After this room, we were taken into a much smaller room, so small you had to crouch to make it through the door. This room had no beds, nothing. Just empty. Here was the room for Jewish men. They put 70 men in this tiny little room, and they woud be made to stand for 14 hours a day, facing the wall, not talking. The room had no toilet, the 70 men just had to use one corner of the room continually. At night they would have to sleep on top of one another, and many would die during the night, meaning on many days you would wake up and have a dead body on top of you or below you.The basically stood there all day waiting to die. Standing there as seh was telling this, youcould just feel this overwhelming presence, I don't know how else to describe it. Here I was my feet exactly where they had stood.

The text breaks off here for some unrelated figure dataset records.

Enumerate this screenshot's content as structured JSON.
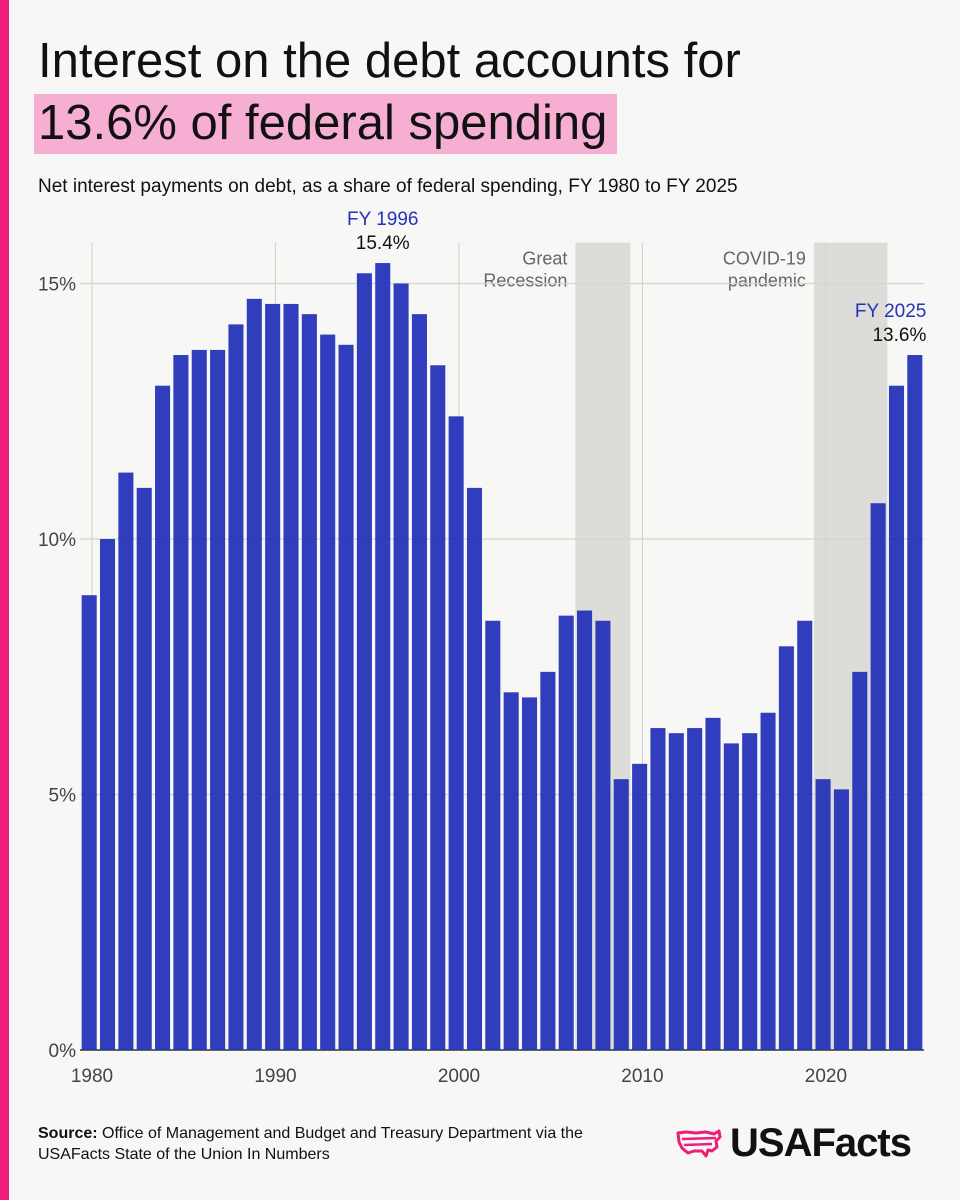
{
  "header": {
    "title_line1": "Interest on the debt accounts for",
    "title_line2": "13.6% of federal spending",
    "subtitle": "Net interest payments on debt, as a share of federal spending, FY 1980 to FY 2025"
  },
  "footer": {
    "source_label": "Source:",
    "source_text": " Office of Management and Budget and Treasury Department via the USAFacts State of the Union In Numbers",
    "logo_text": "USAFacts"
  },
  "colors": {
    "accent": "#ec1e79",
    "highlight": "#f7aed3",
    "bar": "#2533b8",
    "annotation_label": "#2533b8",
    "shade": "#dcdcd8"
  },
  "chart_data": {
    "type": "bar",
    "title": "Net interest payments on debt, as a share of federal spending, FY 1980 to FY 2025",
    "xlabel": "",
    "ylabel": "",
    "ylim": [
      0,
      15.8
    ],
    "yticks": [
      0,
      5,
      10,
      15
    ],
    "ytick_labels": [
      "0%",
      "5%",
      "10%",
      "15%"
    ],
    "xticks": [
      1980,
      1990,
      2000,
      2010,
      2020
    ],
    "xtick_labels": [
      "1980",
      "1990",
      "2000",
      "2010",
      "2020"
    ],
    "grid": true,
    "years": [
      1980,
      1981,
      1982,
      1983,
      1984,
      1985,
      1986,
      1987,
      1988,
      1989,
      1990,
      1991,
      1992,
      1993,
      1994,
      1995,
      1996,
      1997,
      1998,
      1999,
      2000,
      2001,
      2002,
      2003,
      2004,
      2005,
      2006,
      2007,
      2008,
      2009,
      2010,
      2011,
      2012,
      2013,
      2014,
      2015,
      2016,
      2017,
      2018,
      2019,
      2020,
      2021,
      2022,
      2023,
      2024,
      2025
    ],
    "values": [
      8.9,
      10.0,
      11.3,
      11.0,
      13.0,
      13.6,
      13.7,
      13.7,
      14.2,
      14.7,
      14.6,
      14.6,
      14.4,
      14.0,
      13.8,
      15.2,
      15.4,
      15.0,
      14.4,
      13.4,
      12.4,
      11.0,
      8.4,
      7.0,
      6.9,
      7.4,
      8.5,
      8.6,
      8.4,
      5.3,
      5.6,
      6.3,
      6.2,
      6.3,
      6.5,
      6.0,
      6.2,
      6.6,
      7.9,
      8.4,
      5.3,
      5.1,
      7.4,
      10.7,
      13.0,
      13.6
    ],
    "shaded_periods": [
      {
        "label_line1": "Great",
        "label_line2": "Recession",
        "start": 2006.5,
        "end": 2009.5
      },
      {
        "label_line1": "COVID-19",
        "label_line2": "pandemic",
        "start": 2019.5,
        "end": 2023.5
      }
    ],
    "annotations": [
      {
        "year": 1996,
        "label": "FY 1996",
        "value_label": "15.4%"
      },
      {
        "year": 2025,
        "label": "FY 2025",
        "value_label": "13.6%"
      }
    ]
  }
}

Next we walked through solitary confinement. It was just terrible. These were literally death rooms. You just waited to die. No one lasted more than four years. These rooms were generally for the 'elite' high profile priosners of sorts that they wanted to humiliate and kill.
After that iw was on to a room where the deloused everyone and everyone showered. Even though these were not gas chambers, she explained how they worked and how the poeple woud die. Tears were streaming down my face uncontrollably the whole time.
The next place was an underground tunnel network the nazi's used to escape. It was a terrible suffocating feeling being in these tunnels. I just wanted to get out to the other side. Once I did, I wanted to just go and run back through the tunnel and out of that place. We were now standing at a firing range, where the nazis would stand on cement crosses and shoot people. There was also a gallow which was just horrific.
Following this we went and watched a movie about the camp. it included a propaganda movie from when he shipped 50000 of the 60000 people off to be killed at auswitz and kept ten thousand to 'star' in a movie designed to make the camp look like a happy little village made for the jews. In between clips from this they shoiwed paintings from the surviviors and rattled off deployments of people " AC 1000 people 3 survivors, AQ 1000 people no survivors" etc. 15000 children were held in terezin. 263 survived.
I don't want to write any more because its upsetting me a lot. I just don't understand how people could be so inhumane. It was difficult experience, but very thought provoking too.
I think that's all for now!
Love you all very much! Loving life!!